Question

LGBADERIVATIVE:

\[\huge e^{\theta} (\tan \theta - \theta)\]

i have no clue..maybe product rule?

Answer 1

yeah, product rule

Answer 2

\[\huge e^\theta \tan \theta = e^\theta \theta\]
then twice product rule?

Answer 3

that equal is a minus sign of course

Answer 4

no need to distribute

Answer 5

no?

Answer 6

oh i see

Answer 7

\[u=e^{\theta}\]\[v=(\tan\theta-\theta)\]

Answer 8

u = \(e^\theta\)
v = \((\tan \theta - \theta)\)

Answer 9

yeah what i meant

Answer 10

ditto!

Answer 11

so it's \[e^\theta (\sec^2 \theta + 1) + e^\theta (\tan \theta -1)?\]

Answer 12

why the -1 in the second set of parentheses?

Answer 13

or the +1 in the first...?

Answer 14

oh it's supposed to be theta

Answer 15

and that +1 should be -1

Answer 16

\[e^\theta \tan \theta + e^\theta (\tan \theta - \theta)\]

Answer 17

is that better?

Answer 18

\[u=e^x\implies u'=e^x\]\[v=\tan x-x\implies v'=\sec^2x-1\]\[(uv)'=u'v+v'u=e^x(\tan x-x)+e^x(\sec^2x-1)\]

Answer 19

so im right right? since sec^2 - 1 = tan^2

Answer 20

oh darn another typo >.<

Answer 21

darn latex

Answer 22

oh yeah, lol

Answer 23

now I see what you did

Answer 24

It's ok I make those too @lgbasallote , Turing is just a living android so he doesn't make syntax errors :-3

Answer 25

so just to be clear
\[e^\theta (\tan^2 \theta) + e^\theta (\tan \theta - \theta)?\]

Answer 26

agree @agentx5 darn androids

Answer 27

@agentx5 yeah right... I have everything copy pasted to erase my errors quickly is all ;)

Answer 28

yes @lgbasallote

Answer 29

:-D

But as long as it's "first d second + second d first" you're good

Answer 30

thanks! :D

Answer 31

Oh here's one more for you @lgbasallote :
Quotient rule (how I remember it)

Answer 32

Quotient rule:
\[\frac{d}{dt}\frac{high}{low} = \frac{((low)d(high)-(high)d(low)}{(low)^2} \]

Answer 33

It kind of has a sing-song tone to it, makes it easy to remember

Answer 34

I like to derive the quotient rule, I almost never even use it
use the product rule instead

Answer 35

Eeek!

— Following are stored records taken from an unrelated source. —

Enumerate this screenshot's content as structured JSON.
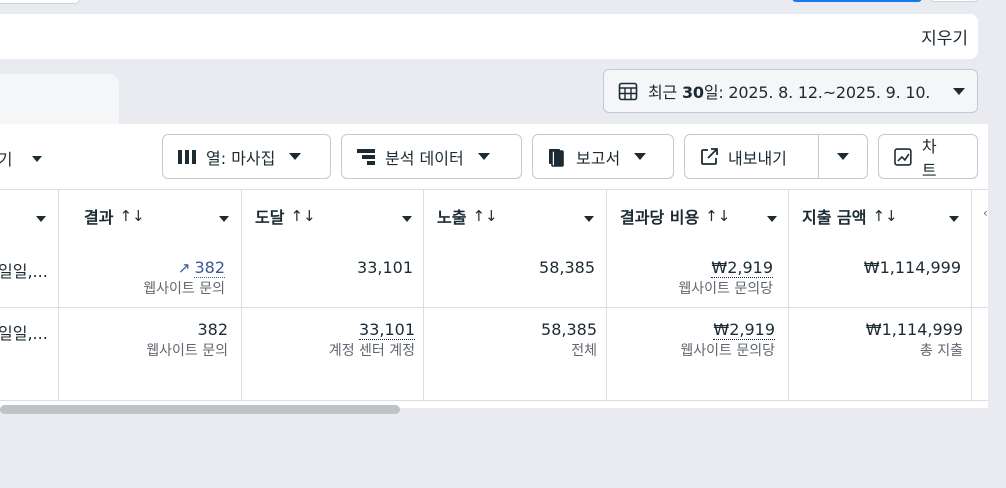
{
  "search": {
    "clear_label": "지우기"
  },
  "date_range": {
    "prefix": "최근 ",
    "days": "30",
    "suffix": "일: 2025. 8. 12.~2025. 9. 10."
  },
  "toolbar": {
    "left_partial": "보기",
    "columns_label": "열: 마사집",
    "breakdown_label": "분석 데이터",
    "reports_label": "보고서",
    "export_label": "내보내기",
    "chart_label": "차트"
  },
  "table": {
    "headers": [
      "결과",
      "도달",
      "노출",
      "결과당 비용",
      "지출 금액"
    ],
    "sort_glyph": "↑↓",
    "rows": [
      {
        "left_partial": "일일,...",
        "result": "382",
        "result_sub": "웹사이트 문의",
        "reach": "33,101",
        "impressions": "58,385",
        "cost_per_result": "₩2,919",
        "cost_sub": "웹사이트 문의당",
        "spend": "₩1,114,999"
      },
      {
        "left_partial": "일일,...",
        "result": "382",
        "result_sub": "웹사이트 문의",
        "reach": "33,101",
        "reach_sub": "계정 센터 계정",
        "impressions": "58,385",
        "impressions_sub": "전체",
        "cost_per_result": "₩2,919",
        "cost_sub": "웹사이트 문의당",
        "spend": "₩1,114,999",
        "spend_sub": "총 지출"
      }
    ]
  },
  "icons": {
    "columns": "columns-icon",
    "breakdown": "breakdown-icon",
    "reports": "reports-icon",
    "export": "export-icon",
    "chart": "chart-icon",
    "calendar": "calendar-icon",
    "trend": "trend-up-icon"
  },
  "colors": {
    "link": "#385898",
    "accent": "#1877f2"
  }
}
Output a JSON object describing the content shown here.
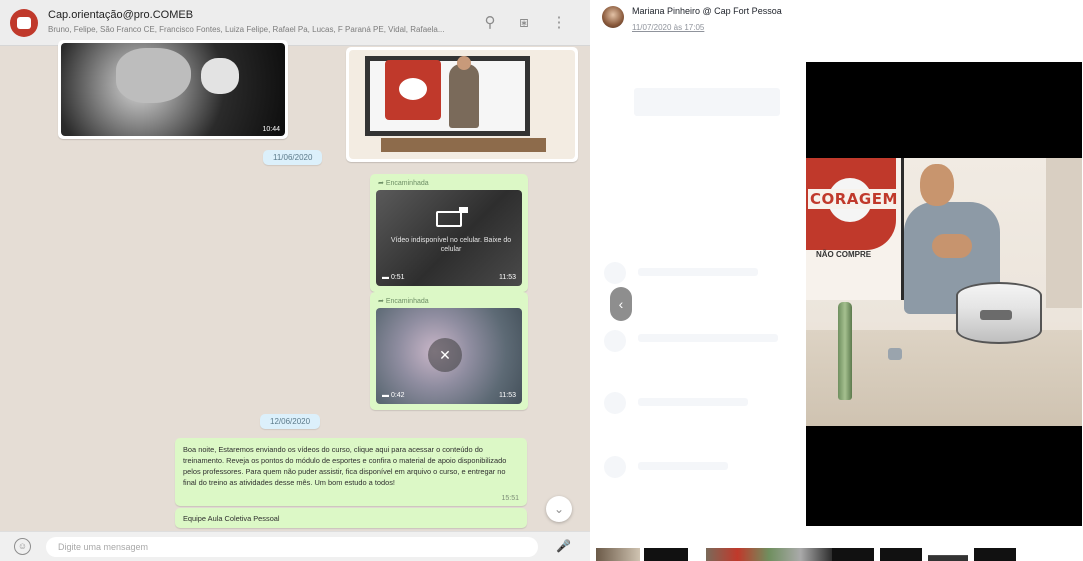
{
  "chat": {
    "header": {
      "group_name": "Cap.orientação@pro.COMEB",
      "members": "Bruno, Felipe, São Franco CE, Francisco Fontes, Luiza Felipe, Rafael Pa, Lucas, F Paraná PE, Vidal, Rafaela..."
    },
    "messages": {
      "image1_time": "10:44",
      "date_1": "11/06/2020",
      "forwarded_label": "Encaminhada",
      "video1_unavailable": "Vídeo indisponível no celular. Baixe do celular",
      "video1_duration": "0:51",
      "video1_time": "11:53",
      "video2_duration": "0:42",
      "video2_time": "11:53",
      "date_2": "12/06/2020",
      "text_body": "Boa noite, Estaremos enviando os vídeos do curso, clique aqui para acessar o conteúdo do treinamento. Reveja os pontos do módulo de esportes e confira o material de apoio disponibilizado pelos professores. Para quem não puder assistir, fica disponível em arquivo o curso, e entregar no final do treino as atividades desse mês. Um bom estudo a todos!",
      "text_time": "15:51",
      "signature": "Equipe Aula Coletiva Pessoal"
    },
    "composer": {
      "placeholder": "Digite uma mensagem"
    }
  },
  "viewer": {
    "poster_name": "Mariana Pinheiro @ Cap Fort Pessoa",
    "post_date": "11/07/2020 às 17:05",
    "video": {
      "banner_text": "CORAGEM",
      "banner_subtext": "NÃO COMPRE"
    }
  },
  "icons": {
    "search": "search-icon",
    "attach": "paperclip-icon",
    "menu": "kebab-menu-icon",
    "emoji": "emoji-icon",
    "mic": "mic-icon",
    "prev": "chevron-left-icon",
    "scroll": "chevron-down-icon"
  },
  "colors": {
    "chat_background": "#e5ddd5",
    "outgoing_bubble": "#dcf8c6",
    "date_pill": "#dcf0fb",
    "brand_red": "#c0392b"
  }
}
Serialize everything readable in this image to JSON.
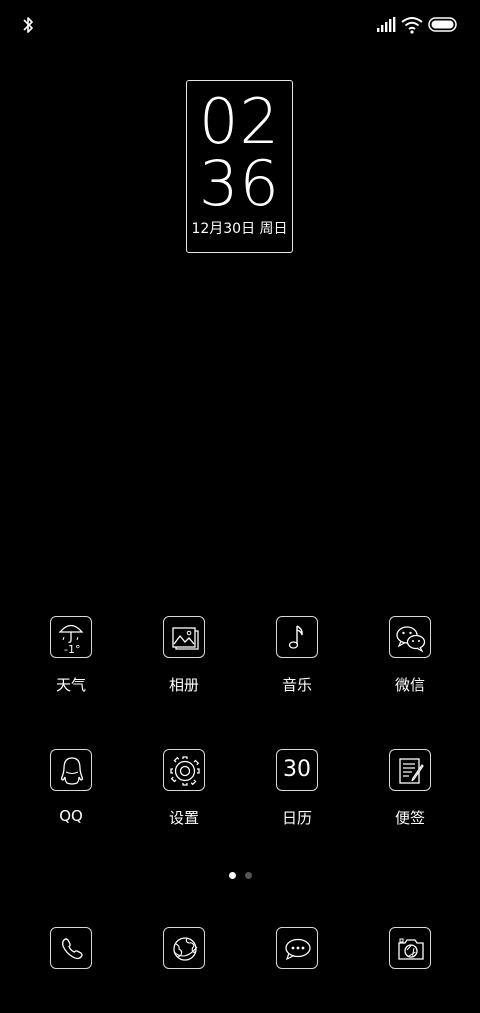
{
  "status_bar": {
    "bluetooth_icon": "bluetooth-icon",
    "signal_icon": "signal-icon",
    "wifi_icon": "wifi-icon",
    "battery_icon": "battery-icon"
  },
  "clock": {
    "hours": "02",
    "minutes": "36",
    "date": "12月30日 周日"
  },
  "apps": {
    "row1": [
      {
        "label": "天气",
        "icon": "weather-icon",
        "temp": "-1°"
      },
      {
        "label": "相册",
        "icon": "gallery-icon"
      },
      {
        "label": "音乐",
        "icon": "music-icon"
      },
      {
        "label": "微信",
        "icon": "wechat-icon"
      }
    ],
    "row2": [
      {
        "label": "QQ",
        "icon": "qq-icon"
      },
      {
        "label": "设置",
        "icon": "settings-icon"
      },
      {
        "label": "日历",
        "icon": "calendar-icon",
        "day": "30"
      },
      {
        "label": "便签",
        "icon": "notes-icon"
      }
    ]
  },
  "page_indicator": {
    "count": 2,
    "active": 0
  },
  "dock": [
    {
      "icon": "phone-icon"
    },
    {
      "icon": "browser-icon"
    },
    {
      "icon": "messages-icon"
    },
    {
      "icon": "camera-icon"
    }
  ]
}
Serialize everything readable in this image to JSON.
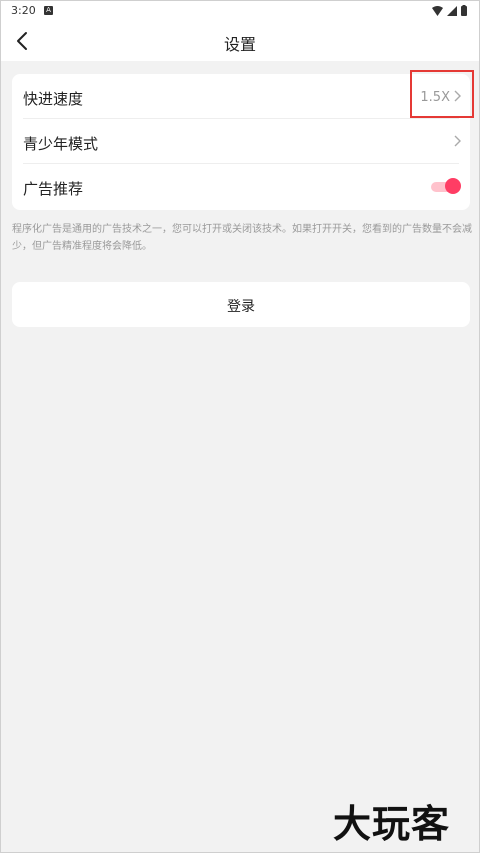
{
  "status_bar": {
    "time": "3:20",
    "notice": "A"
  },
  "header": {
    "title": "设置",
    "back_icon": "chevron-left-icon"
  },
  "settings": {
    "rows": [
      {
        "label": "快进速度",
        "value": "1.5X"
      },
      {
        "label": "青少年模式",
        "value": ""
      },
      {
        "label": "广告推荐",
        "toggle_on": true
      }
    ]
  },
  "ad_note": "程序化广告是通用的广告技术之一，您可以打开或关闭该技术。如果打开开关，您看到的广告数量不会减少，但广告精准程度将会降低。",
  "login_label": "登录",
  "watermark": "大玩客",
  "colors": {
    "accent": "#ff3d64",
    "highlight": "#e53935",
    "background": "#f2f2f2"
  }
}
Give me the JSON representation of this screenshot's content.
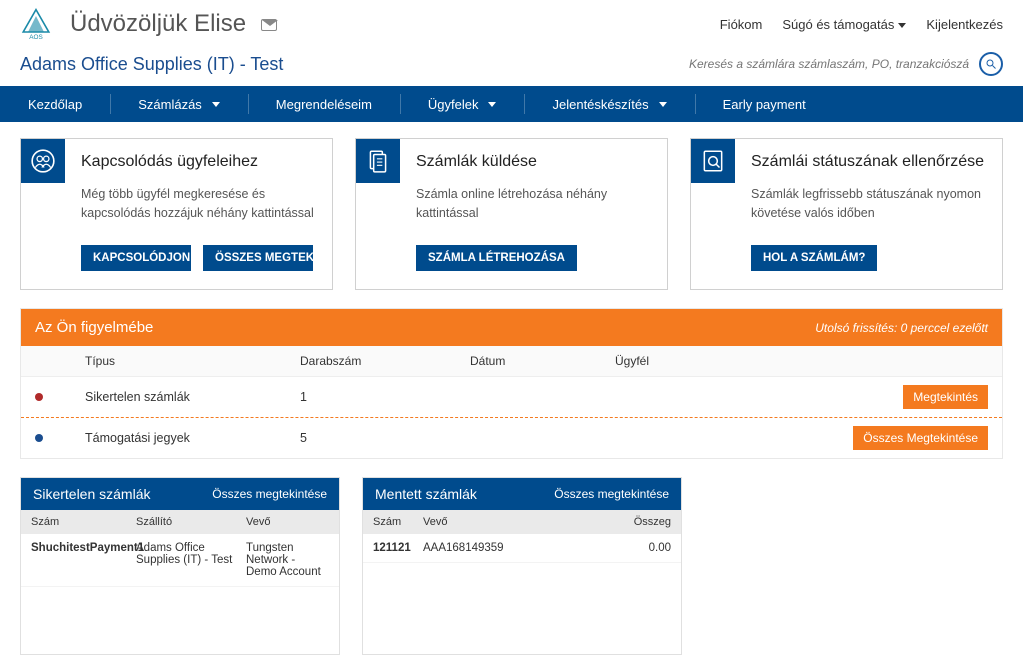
{
  "header": {
    "welcome": "Üdvözöljük Elise",
    "links": {
      "account": "Fiókom",
      "help": "Súgó és támogatás",
      "logout": "Kijelentkezés"
    }
  },
  "subheader": {
    "company": "Adams Office Supplies (IT) - Test",
    "search_placeholder": "Keresés a számlára számlaszám, PO, tranzakciószám alapján"
  },
  "nav": {
    "home": "Kezdőlap",
    "invoicing": "Számlázás",
    "orders": "Megrendeléseim",
    "customers": "Ügyfelek",
    "reporting": "Jelentéskészítés",
    "early": "Early payment"
  },
  "cards": {
    "connect": {
      "title": "Kapcsolódás ügyfeleihez",
      "desc": "Még több ügyfél megkeresése és kapcsolódás hozzájuk néhány kattintással",
      "btn1": "KAPCSOLÓDJON MOST",
      "btn2": "ÖSSZES MEGTEKINTÉSE"
    },
    "send": {
      "title": "Számlák küldése",
      "desc": "Számla online létrehozása néhány kattintással",
      "btn1": "SZÁMLA LÉTREHOZÁSA"
    },
    "status": {
      "title": "Számlái státuszának ellenőrzése",
      "desc": "Számlák legfrissebb státuszának nyomon követése valós időben",
      "btn1": "HOL A SZÁMLÁM?"
    }
  },
  "attention": {
    "title": "Az Ön figyelmébe",
    "updated": "Utolsó frissítés: 0 perccel ezelőtt",
    "headers": {
      "type": "Típus",
      "count": "Darabszám",
      "date": "Dátum",
      "client": "Ügyfél"
    },
    "rows": [
      {
        "dot": "#b02a2a",
        "type": "Sikertelen számlák",
        "count": "1",
        "date": "",
        "client": "",
        "action": "Megtekintés"
      },
      {
        "dot": "#1a4d8f",
        "type": "Támogatási jegyek",
        "count": "5",
        "date": "",
        "client": "",
        "action": "Összes Megtekintése"
      }
    ]
  },
  "widget_failed": {
    "title": "Sikertelen számlák",
    "all": "Összes megtekintése",
    "cols": {
      "num": "Szám",
      "supplier": "Szállító",
      "buyer": "Vevő"
    },
    "row": {
      "num": "ShuchitestPayment1",
      "supplier": "Adams Office Supplies (IT) - Test",
      "buyer": "Tungsten Network - Demo Account"
    }
  },
  "widget_saved": {
    "title": "Mentett számlák",
    "all": "Összes megtekintése",
    "cols": {
      "num": "Szám",
      "buyer": "Vevő",
      "amount": "Összeg"
    },
    "row": {
      "num": "121121",
      "buyer": "AAA168149359",
      "amount": "0.00"
    }
  }
}
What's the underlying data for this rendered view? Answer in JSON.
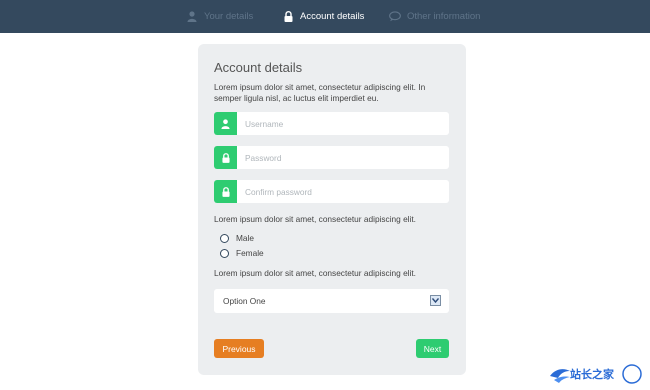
{
  "steps": [
    {
      "label": "Your details",
      "icon": "user-icon",
      "state": "inactive"
    },
    {
      "label": "Account details",
      "icon": "lock-icon",
      "state": "active"
    },
    {
      "label": "Other information",
      "icon": "chat-icon",
      "state": "inactive"
    }
  ],
  "card": {
    "title": "Account details",
    "intro": "Lorem ipsum dolor sit amet, consectetur adipiscing elit. In semper ligula nisl, ac luctus elit imperdiet eu.",
    "fields": [
      {
        "placeholder": "Username",
        "icon": "user-icon",
        "value": ""
      },
      {
        "placeholder": "Password",
        "icon": "lock-icon",
        "value": ""
      },
      {
        "placeholder": "Confirm password",
        "icon": "lock-icon",
        "value": ""
      }
    ],
    "gender_text": "Lorem ipsum dolor sit amet, consectetur adipiscing elit.",
    "radios": [
      {
        "label": "Male",
        "checked": false
      },
      {
        "label": "Female",
        "checked": false
      }
    ],
    "select_text": "Lorem ipsum dolor sit amet, consectetur adipiscing elit.",
    "select_value": "Option One",
    "previous_label": "Previous",
    "next_label": "Next"
  },
  "watermark": {
    "text": "站长之家"
  },
  "colors": {
    "topbar": "#34495e",
    "accent_green": "#2ecc71",
    "accent_orange": "#e67e22",
    "card_bg": "#eceef0"
  }
}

Yeah I try to avoid making things unnecessarily harder :-D But to each their own technique that works for them, and yours clearly works for you

Answer 36

let \[\frac uv=(uv^{-1})\]\[(uv^{-1})'=u'v^{-1}-v^{-2}v'u={u'v-v'u\over v^2}\]i.e. product rule+chain rule=quotient rule.
but whatever is easiest for you is always best :)